“Nous n’avons pas les moyens de mettre en oeuvre cette stratégie”
Vous n’êtes pas favorable à l’application de la stratégie « zéro Covid » en France. Pourquoi ?
Je ne suis pas contre cette stratégie dans l’absolu, j’y étais d’ailleurs favorable au printemps 2020. Mais je n’y crois plus parce que j’ai compris, à l’épreuve des faits, que nous ne sommes pas en mesure de la mettre en oeuvre en France. J’en veux pour preuve le fait que nous avons eu deux occasions de l’appliquer, d’abord en mai 2020 après le premier confinement pour tarir les foyers épidémiques persistants, puis en juillet 2020, lorsque le nombre quotidien de contaminations était très faible, ce qui aurait dû permettre de remonter aux sources et de casser les chaînes de contamination. Or, lors de ces deux occasions, nous avons échoué.
Comment l’expliquez-vous ?
La stratégie zéro Covid nécessite une politique de santé publique et des moyens qui nous font défaut. Elle requiert tout d’abord un dispositif « tester/tracer/isoler » très efficace, reposant sur des professionnels en nombre suffisant dont nous ne disposons pas. Elle réclame aussi une stratégie claire en matière d’isolement des malades et de contrôle des frontières, que nous n’avons pas non plus, et elle nécessite une réactivité importante avec des mesures de reconfinement strict dès la réapparition de quelques cas, ce que le gouvernement n’est pas enclin à faire. Dans le fond, il nous manque des instances de santé publique capables de répondre à des crises de grande ampleur, autant de failles qui expliquent ces occasions manquées. Il faudra d’ailleurs impérativement tirer les leçons de ces défaillances que partagent d’autres pays européens, une fois la crise terminée.
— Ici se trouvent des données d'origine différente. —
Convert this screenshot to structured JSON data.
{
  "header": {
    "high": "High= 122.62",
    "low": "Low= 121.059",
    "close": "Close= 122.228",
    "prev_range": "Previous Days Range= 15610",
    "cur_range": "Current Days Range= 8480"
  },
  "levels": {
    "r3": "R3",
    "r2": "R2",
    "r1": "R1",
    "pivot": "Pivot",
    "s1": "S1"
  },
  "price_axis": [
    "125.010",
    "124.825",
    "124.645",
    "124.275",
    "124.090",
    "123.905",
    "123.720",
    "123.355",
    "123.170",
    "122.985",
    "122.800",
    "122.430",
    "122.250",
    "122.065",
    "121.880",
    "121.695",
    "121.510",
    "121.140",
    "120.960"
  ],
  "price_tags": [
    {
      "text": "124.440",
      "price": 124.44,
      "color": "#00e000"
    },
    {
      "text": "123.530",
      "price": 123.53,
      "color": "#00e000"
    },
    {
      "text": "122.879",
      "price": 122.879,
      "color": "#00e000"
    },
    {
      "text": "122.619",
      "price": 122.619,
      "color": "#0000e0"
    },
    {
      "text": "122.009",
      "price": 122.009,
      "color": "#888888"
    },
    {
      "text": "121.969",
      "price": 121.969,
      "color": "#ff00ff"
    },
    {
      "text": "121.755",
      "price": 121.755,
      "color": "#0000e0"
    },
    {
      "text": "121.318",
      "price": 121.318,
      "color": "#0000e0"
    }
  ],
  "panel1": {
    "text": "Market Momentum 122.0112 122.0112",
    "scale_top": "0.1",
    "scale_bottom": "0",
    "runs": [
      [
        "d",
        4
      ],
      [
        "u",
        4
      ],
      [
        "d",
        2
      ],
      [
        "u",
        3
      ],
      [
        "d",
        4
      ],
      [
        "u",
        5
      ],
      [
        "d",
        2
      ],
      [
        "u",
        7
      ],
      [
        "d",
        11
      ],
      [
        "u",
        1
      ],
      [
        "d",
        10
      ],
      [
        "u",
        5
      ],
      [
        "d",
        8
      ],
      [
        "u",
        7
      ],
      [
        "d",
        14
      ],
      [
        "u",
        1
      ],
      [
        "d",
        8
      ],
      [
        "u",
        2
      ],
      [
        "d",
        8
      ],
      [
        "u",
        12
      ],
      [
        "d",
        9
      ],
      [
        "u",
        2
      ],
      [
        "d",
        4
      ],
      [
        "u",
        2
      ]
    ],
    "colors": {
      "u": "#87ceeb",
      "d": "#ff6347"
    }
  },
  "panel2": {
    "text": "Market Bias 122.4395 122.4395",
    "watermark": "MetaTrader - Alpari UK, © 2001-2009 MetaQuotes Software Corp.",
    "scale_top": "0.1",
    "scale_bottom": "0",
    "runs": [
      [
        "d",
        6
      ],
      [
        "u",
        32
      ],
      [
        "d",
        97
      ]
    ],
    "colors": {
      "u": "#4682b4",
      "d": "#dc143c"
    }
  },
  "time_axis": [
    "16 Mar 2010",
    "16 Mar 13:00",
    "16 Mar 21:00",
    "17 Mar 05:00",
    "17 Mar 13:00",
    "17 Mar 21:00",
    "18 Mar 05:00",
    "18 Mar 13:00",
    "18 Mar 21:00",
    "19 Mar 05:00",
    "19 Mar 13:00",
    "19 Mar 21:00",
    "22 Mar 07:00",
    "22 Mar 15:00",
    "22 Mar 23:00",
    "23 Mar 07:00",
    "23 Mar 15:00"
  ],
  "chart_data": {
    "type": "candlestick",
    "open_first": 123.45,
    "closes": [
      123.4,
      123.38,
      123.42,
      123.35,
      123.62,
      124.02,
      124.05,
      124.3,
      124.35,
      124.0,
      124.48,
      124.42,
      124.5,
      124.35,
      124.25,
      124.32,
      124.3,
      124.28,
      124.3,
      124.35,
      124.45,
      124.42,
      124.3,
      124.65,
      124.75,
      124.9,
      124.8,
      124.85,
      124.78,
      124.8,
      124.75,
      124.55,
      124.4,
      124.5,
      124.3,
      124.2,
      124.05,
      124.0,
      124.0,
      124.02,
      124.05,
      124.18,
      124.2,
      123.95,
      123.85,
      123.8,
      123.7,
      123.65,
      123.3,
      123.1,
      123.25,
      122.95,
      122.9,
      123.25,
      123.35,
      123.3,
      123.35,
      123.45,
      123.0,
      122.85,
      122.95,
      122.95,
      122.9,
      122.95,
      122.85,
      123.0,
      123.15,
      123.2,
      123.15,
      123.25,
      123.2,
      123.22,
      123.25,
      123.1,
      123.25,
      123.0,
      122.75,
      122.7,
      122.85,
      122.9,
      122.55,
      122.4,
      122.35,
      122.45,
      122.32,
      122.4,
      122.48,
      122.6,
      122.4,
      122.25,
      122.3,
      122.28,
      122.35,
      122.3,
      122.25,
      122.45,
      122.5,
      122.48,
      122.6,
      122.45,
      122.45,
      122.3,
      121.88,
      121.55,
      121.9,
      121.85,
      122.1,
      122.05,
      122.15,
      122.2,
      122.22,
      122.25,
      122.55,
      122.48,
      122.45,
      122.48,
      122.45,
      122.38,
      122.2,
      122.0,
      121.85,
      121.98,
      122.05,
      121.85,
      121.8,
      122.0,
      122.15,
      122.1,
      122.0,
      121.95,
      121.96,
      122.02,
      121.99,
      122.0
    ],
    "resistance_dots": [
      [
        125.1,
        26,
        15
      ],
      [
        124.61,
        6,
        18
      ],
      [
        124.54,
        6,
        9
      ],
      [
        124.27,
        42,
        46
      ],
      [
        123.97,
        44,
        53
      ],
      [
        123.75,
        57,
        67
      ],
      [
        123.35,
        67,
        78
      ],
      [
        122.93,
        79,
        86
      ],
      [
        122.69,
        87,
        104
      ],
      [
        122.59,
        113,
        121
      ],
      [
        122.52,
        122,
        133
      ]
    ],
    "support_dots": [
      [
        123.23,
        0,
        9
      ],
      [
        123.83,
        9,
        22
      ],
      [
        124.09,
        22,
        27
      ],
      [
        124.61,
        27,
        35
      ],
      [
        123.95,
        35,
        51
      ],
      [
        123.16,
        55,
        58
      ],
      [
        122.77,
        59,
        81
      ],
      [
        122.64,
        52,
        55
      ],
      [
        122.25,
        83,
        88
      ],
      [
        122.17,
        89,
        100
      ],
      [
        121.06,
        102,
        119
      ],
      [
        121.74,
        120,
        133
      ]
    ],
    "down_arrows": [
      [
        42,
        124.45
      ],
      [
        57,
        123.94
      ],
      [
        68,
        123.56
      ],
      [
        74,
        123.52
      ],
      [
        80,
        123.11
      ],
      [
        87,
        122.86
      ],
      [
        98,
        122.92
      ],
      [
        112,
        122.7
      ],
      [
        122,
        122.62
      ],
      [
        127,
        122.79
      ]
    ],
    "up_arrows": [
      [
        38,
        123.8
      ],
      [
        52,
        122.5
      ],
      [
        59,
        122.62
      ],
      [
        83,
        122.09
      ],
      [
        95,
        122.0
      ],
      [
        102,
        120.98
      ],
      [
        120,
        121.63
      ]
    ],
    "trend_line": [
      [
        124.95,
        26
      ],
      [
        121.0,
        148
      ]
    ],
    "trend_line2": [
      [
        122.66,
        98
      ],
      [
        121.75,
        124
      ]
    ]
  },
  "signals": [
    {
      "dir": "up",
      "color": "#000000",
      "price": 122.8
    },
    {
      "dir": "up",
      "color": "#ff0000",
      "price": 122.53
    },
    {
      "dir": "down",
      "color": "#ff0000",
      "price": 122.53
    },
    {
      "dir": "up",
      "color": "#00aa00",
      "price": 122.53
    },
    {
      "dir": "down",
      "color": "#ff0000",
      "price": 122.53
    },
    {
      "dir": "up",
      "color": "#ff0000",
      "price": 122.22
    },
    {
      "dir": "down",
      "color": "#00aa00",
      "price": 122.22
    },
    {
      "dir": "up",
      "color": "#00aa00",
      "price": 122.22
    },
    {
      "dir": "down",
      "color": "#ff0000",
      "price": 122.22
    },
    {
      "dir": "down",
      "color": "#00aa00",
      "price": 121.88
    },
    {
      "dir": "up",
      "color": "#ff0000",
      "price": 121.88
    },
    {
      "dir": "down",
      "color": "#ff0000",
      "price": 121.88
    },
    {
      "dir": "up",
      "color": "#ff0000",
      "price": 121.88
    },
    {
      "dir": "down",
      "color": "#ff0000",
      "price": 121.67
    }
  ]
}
Serait-ce aussi un problème culturel ? La stratégie zéro Covid requiert une grande fermeté, notamment dans l’application et le respect des mesures d’isolement et de quarantaine.
Je ne crois pas. Il suffit de voir comment les Français se sont approprié le port du masque, par exemple, alors qu’on aurait pu penser, il y a seulement un an, qu’il leur serait beaucoup plus difficile d’adopter cette mesure de freinage, très éloignée, elle aussi, de leurs habitudes culturelles.
Dans ces conditions, la vaccination reste-t-elle notre seul espoir de renouer un jour avec une vie normale ?
Oui. La vaccination est notre meilleure arme à moyen terme, avec deux facteurs d’optimisme : l’efficacité très élevée des vaccins, plus 95 % pour certains, un atout essentiel pour contrôler une épidémie, et une nouvelle technologie, l’ARN-messager, permettant une adaptation rapide des vaccins aux nouveaux variants. Même des pays ayant misé avec succès sur la stratégie zéro Covid comme la Corée du Sud en ont commandé en masse il y a un mois.